「私は諦めないから、れな子が諦めてくれ」
(略)
「ああ、なんかもう、親友とか恋人とか以前に、なんでもうまくいくと思っている真唯の思い上がりを、ぶっ壊したくなってきた……」
みかみてれん先生の百合―。
高校デビューに大成功した根は陰キャな少女、甘織れな子。
彼女は、トップレベルのスペックを持つ王塚真唯と、入学初日に友達になることに成功して。
スクールカースト最上位に属するだろう、王塚グループに入り込み、超絶陽キャと接していくことになった。
入学当初はデビューに成功して、人格面でも優れた友人が出来て幸せだなぁと思っていたものの。
人間そう簡単に性根が変わる訳も無く。陰キャなれな子には、陽キャとの付き合いがどんどん負担になっていき……ある時、壊れてしまった。
会話をぶっちぎって屋上に逃げて。王塚真唯は、それを放っておかなかった。
限界に達していたれな子は思わず逃げようとして、屋上から落ちる羽目になってましたが。何はともあれ無事でよかった……。
心配して追いかけて来て、一緒に落ちる羽目になった王塚真唯を前に、れな子は取り繕う事も出来ず「人と話すのが苦手」と言う自分の事情を打ち明けて。
スパダリと陰キャでは完全理解は難しいものの、王塚真唯の方も似たような気分になるなんて話を零して。
秘密を共有して、本当の友達になろうと一歩を踏み出した。あぁ、良い青春だなぁ……で終わらず、王塚真唯の方がれな子に惚れてアプローチしてくることに。
どうしてこうなった!? とれな子が王塚真唯に翻弄されつつツッコミを射れまくる、コメディ強めのラブコメ。
恋人になりたい王塚真唯と、親友でいたいれな子。
二人とも譲らず、折衷案として「恋人として過ごす日」、「親友として過ごす日」を設けてお互いがアピールしていくことになって。
この勝負、無理だと言ってる恋人関係を、暫定的とはいえ受け入れてる時点でれな子の負けだよな……
王塚真唯がもう本当に、色々と強いんだよなぁ。なんか、「真唯」とかじゃなくて「王塚真唯」と呼ばなきゃいけないような気がしてくる。

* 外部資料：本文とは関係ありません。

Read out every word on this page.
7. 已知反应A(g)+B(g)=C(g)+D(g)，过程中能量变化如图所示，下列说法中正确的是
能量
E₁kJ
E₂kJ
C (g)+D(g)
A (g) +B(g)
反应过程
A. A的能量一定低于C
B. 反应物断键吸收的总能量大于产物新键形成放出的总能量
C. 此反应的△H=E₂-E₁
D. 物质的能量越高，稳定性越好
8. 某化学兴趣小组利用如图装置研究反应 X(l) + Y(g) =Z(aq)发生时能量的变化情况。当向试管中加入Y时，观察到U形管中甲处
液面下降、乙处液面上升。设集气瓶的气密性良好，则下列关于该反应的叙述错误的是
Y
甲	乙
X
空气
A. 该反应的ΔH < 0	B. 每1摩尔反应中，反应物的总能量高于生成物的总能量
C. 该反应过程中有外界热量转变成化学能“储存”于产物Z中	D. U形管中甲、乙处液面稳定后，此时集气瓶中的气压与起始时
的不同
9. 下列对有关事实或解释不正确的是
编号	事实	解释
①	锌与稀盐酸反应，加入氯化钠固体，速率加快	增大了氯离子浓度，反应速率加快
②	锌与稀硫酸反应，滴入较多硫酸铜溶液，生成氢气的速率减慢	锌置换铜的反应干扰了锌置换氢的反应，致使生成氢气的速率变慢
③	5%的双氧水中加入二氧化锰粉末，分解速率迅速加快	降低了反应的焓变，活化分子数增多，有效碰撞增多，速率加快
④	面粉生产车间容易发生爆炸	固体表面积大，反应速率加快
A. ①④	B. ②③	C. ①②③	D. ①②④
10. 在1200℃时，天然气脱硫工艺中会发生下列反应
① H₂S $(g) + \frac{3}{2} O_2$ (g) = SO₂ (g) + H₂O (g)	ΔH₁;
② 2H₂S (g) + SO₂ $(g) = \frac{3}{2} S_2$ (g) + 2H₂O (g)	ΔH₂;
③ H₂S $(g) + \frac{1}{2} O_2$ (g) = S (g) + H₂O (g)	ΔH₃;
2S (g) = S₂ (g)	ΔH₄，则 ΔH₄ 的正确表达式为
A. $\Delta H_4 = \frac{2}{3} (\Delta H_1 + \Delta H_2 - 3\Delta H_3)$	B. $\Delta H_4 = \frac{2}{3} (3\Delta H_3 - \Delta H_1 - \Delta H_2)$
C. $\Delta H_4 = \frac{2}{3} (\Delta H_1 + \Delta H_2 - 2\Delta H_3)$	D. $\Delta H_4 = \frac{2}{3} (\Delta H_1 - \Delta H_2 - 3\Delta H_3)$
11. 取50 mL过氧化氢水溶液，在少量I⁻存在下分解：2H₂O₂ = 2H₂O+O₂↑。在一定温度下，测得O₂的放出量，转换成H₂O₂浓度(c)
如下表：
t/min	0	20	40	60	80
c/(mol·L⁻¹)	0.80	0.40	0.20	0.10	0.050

容姿の良さを武器だと思ってると言った時、れな子に「その武器、原始時代に持ち込まれたガトリングガンみたいな破壊力あるよね……」とか言われてますし。
自分の長所を理解して、ガンガンアピールしてくる。ホテルのプールに連れて行ったり、キスをしたり。恋人関係にも手を抜かない。スパダリたる所以を見た気がします。
れな子のツッコミが都度冴えわたっていて、笑えます。
いやぁ、無理して陽キャグループに属してる、と本人は自称してますが。
割とこなせてるんじゃないかなぁ。時折不具合発生させてますけど。
正直同じこと出来る気はしないので尊敬する。
陽キャグループの他の3人もいいキャラしてましたし、楽しい作品でしたね。
王塚真唯も中々ユニークで好きですけど、紗月と紫陽花の方が好みのキャラ造形してる。
他の感想サイトとかも見たりしてるんですが、紫陽花さんに熱上げてる人いたのも分かるなぁ……。
2巻では紗月さんが結構メインに絡んできそうなので楽しみ。